Avec Limbaugh, le centre de gravité du conservatisme se déplace donc des élites vers la sphère médiatique conservatrice, dont le poids au sein de la coalition républicaine ne cesse de croître. Il n’est ainsi pas étonnant que le tandem victorieux formé en 2016 par Donald Trump et Mike Pence, seul ticket présidentiel à recevoir son soutien inconditionnel, soit formé d’une ancienne vedette de téléréalité et de l’ancien animateur d’un talk show radiophonique de l’Indiana qui s’autoproclamait le « Limbaugh sous déca ». 

Esthétique du « tapage », politique identitaire et fièvre obsidionale

In fine, l’héritage de Limbaugh aura été de contribuer à la légitimation du conservatisme dogmatique et fondamentaliste qui conquiert le Parti républicain à partir des années 1990 et de mettre en orbite, bien avant l’avènement de Fox News, « l’outrage programming » : la programmation de l’indignation via des émissions de discussion politique dont l’esthétique tapageuse – invectives, attaques ad hominem, diffamation, vitupération – joue un rôle bien plus essentiel dans la mobilisation politique des publics qu’elles ciblent que les éléments de langage qu’ils défendent.

En exploitant les traits psychologiques prédominants parmi son auditorat – faible besoin de cognition, perception accrue des menaces, faible tolérance pour l’ambiguïté –, Rush Limbaugh a été précurseur d’un genre médiatique qui met habilement à profit l’affectivité et la mentalité obsidionale des publics, avec pour effet l’émergence d’une contre-sphère publique conservatrice très dynamique.

Tout le discours de Limbaugh aura consisté à entretenir l’idée que l’identité et les valeurs de l’Amérique éternelle, dont les conservateurs seraient les dépositaires exclusifs, seraient constamment en butte à des forces subversives – démocrates, progressistes, universitaires, industrie du divertissement, médias d’infos grand public – œuvrant à les mettre en péril et qu’il faut combattre de façon radicale.
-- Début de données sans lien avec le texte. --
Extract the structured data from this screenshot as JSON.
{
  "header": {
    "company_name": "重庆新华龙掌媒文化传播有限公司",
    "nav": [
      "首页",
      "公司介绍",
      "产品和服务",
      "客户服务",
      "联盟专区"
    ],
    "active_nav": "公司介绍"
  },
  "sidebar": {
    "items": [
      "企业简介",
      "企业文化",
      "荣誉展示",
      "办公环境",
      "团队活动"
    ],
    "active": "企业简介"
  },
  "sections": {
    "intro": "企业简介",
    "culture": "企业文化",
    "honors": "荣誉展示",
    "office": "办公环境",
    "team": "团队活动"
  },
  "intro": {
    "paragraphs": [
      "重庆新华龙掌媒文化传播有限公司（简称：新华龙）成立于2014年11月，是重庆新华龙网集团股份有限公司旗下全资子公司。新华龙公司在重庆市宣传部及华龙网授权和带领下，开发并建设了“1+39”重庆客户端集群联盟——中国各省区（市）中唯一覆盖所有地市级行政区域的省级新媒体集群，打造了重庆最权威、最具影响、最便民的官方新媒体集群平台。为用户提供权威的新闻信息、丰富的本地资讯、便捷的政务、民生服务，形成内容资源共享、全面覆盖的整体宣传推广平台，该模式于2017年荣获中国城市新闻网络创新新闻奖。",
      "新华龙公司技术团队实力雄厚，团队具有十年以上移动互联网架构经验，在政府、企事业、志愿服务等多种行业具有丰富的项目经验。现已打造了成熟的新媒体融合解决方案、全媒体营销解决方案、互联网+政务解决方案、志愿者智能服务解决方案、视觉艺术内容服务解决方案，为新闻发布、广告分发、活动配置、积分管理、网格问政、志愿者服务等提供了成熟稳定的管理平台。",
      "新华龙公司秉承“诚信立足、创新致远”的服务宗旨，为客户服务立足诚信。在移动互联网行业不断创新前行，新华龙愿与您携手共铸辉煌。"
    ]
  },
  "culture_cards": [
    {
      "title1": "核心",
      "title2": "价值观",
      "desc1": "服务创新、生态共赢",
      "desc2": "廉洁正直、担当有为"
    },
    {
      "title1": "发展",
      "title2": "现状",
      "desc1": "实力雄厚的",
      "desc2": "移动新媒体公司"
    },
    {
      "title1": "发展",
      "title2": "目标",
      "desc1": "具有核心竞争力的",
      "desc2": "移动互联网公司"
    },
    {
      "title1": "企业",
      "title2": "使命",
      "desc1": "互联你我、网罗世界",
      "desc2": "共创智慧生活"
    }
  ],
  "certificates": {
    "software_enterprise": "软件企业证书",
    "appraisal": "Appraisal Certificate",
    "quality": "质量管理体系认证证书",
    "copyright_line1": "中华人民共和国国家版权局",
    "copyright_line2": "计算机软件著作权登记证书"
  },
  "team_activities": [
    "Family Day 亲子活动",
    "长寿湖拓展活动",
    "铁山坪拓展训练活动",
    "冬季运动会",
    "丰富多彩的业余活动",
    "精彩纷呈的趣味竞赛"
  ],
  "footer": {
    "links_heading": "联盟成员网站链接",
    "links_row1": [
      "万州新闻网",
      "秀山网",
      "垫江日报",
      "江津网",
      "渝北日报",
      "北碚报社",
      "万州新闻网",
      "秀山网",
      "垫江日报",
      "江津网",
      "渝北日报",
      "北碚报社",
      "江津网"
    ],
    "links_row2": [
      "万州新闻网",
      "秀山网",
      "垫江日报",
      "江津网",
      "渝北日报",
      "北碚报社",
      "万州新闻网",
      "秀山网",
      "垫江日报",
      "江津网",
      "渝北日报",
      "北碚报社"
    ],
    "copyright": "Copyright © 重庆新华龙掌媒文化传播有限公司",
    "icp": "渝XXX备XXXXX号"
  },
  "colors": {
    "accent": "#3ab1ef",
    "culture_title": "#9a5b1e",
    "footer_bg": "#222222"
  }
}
L’assaut violent mené le 6 janvier dernier contre le Capitole par des supporters de Donald Trump convaincus de se porter au secours de leur pays apparaît à cette aune comme l’aboutissement logique et tragique d’un processus enclenché sur les ondes voici plusieurs décennies. 

L’héritage français de Limbaugh

En quoi le parcours de Rush Limbaugh et son influence sur la politique américaine nous concernent-ils ? Cette conception identitaire de la politique pratiquée sous couvert d’activité journalistique a essaimé en France. Elle s’incarne aujourd’hui d’une façon troublante dans le discours de l’animateur de CNews Éric Zemmour, dont la stratégie éditoriale et commerciale fait largement écho à celle de son homologue américain : là où Limbaugh déplorait le déclin de l’Amérique blanche, Zemmour ressasse la menace d’une civilisation européenne submergée par le prétendu « grand remplacement » ; là ou l’Américain se vantait d’avoir conceptualisé et dénoncé le premier l’émergence du « féminazisme », le Français se pose en défenseur d’une masculinité attaquée par l’arrivée des femmes aux postes de pouvoir ; là où le nostalgique du sud esclavagiste s’opposait avec fracas au retrait du drapeau confédéré de l’espace public et au déboulonnement des statues des figures de la Confédération, le fils de pieds-noirs réhabilite Pétain et les massacres coloniaux. Chez l’un comme chez l’autre, on retrouve le même tableau inlassablement brossé d’une société blanche et chrétienne assiégée que seul le retour à la grandeur perdue d’un passé fantasmé pourrait délivrer. 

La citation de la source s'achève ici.